Nokia has reported a 90% decline in profit to E122m ($161m) for the first quarter 2009, compared to E1.22 billion ($1.61 billion) in the year-ago quarter, on revenue down 27% at E9.27 billion ($12.26 billion). Operating profit fell 96% to E55m ($73m) from E1.53 billion ($2.02 billion) in the same quarter last year.
The company shipped 93.2 million phones, down 19% over last year, while market share in the mobile device market for the quarter was 37% compared to 39% in the same quarter last year. The average selling price declined from E71 ($94) to E65 ($86).
Revenue from Nokia Siemens Networks decreased 12% to E3 billion ($4 billion), while Devices and Services revenue declined 33% to E6.17 billion ($8.16 billion). Diluted EPS fell 91% to E0.03 ($0.04). Revenue fell in Latin America, Middle East and Africa, and Asia Pacific. In North America it was up 21% at E533m ($705m).
During the quarter the company announced plans to cut approximately 1,700 jobs in a bid to counter the decline in demand. It also announced a voluntary resignation initiative to reduce costs and avoid the need for compulsory job losses. In January, it announced plans to shut down its mobile devices R&D site in Jyvaskyla to concentrate on other R&D facilities in Finland in Tampere, Oulu, Salo, and the Helsinki metropolitan area.
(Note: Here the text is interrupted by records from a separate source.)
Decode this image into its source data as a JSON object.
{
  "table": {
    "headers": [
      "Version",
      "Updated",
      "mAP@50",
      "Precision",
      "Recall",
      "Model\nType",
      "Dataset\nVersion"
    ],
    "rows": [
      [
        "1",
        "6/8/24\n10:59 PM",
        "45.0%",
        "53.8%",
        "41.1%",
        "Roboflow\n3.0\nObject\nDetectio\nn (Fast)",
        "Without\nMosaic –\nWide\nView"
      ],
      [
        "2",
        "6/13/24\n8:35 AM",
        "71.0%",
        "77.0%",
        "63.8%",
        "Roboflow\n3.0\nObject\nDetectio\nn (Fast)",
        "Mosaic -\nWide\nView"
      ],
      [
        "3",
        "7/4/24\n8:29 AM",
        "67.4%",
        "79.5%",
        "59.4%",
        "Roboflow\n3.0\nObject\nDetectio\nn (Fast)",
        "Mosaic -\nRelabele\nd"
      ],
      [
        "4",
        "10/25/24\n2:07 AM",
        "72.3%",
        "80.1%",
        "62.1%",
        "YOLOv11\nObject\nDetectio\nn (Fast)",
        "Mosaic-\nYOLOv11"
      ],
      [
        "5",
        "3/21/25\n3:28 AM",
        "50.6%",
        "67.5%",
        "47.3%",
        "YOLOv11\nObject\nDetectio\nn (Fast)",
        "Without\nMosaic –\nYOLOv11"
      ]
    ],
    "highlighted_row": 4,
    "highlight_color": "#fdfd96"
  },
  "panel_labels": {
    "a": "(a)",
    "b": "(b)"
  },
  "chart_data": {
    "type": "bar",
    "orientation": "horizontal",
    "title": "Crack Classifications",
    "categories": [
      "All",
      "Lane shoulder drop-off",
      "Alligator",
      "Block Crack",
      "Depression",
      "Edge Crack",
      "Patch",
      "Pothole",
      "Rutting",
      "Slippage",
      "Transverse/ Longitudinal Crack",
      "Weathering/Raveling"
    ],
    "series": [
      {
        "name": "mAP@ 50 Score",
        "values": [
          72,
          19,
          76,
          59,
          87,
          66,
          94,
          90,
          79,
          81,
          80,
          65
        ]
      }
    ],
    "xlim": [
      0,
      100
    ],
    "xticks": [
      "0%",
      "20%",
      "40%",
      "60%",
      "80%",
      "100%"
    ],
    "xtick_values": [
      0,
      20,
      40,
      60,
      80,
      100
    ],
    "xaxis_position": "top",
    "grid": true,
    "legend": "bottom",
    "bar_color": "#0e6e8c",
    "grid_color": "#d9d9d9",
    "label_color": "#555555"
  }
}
Olli Pekka Kallasvuo, chief executive at Nokia, said: In what has been an exceptionally tough environment, we continue to invest in a focused manner in consumer internet services delivered across our broad portfolio of mobile devices. The inventory in the sales channels decreased substantially during Q1 due to extensive destocking by operators and distributors. This adversely impacted our sales volumes in the quarter.
Looking ahead the company said it expects industry mobile device volumes to be up slightly sequentially in the second quarter.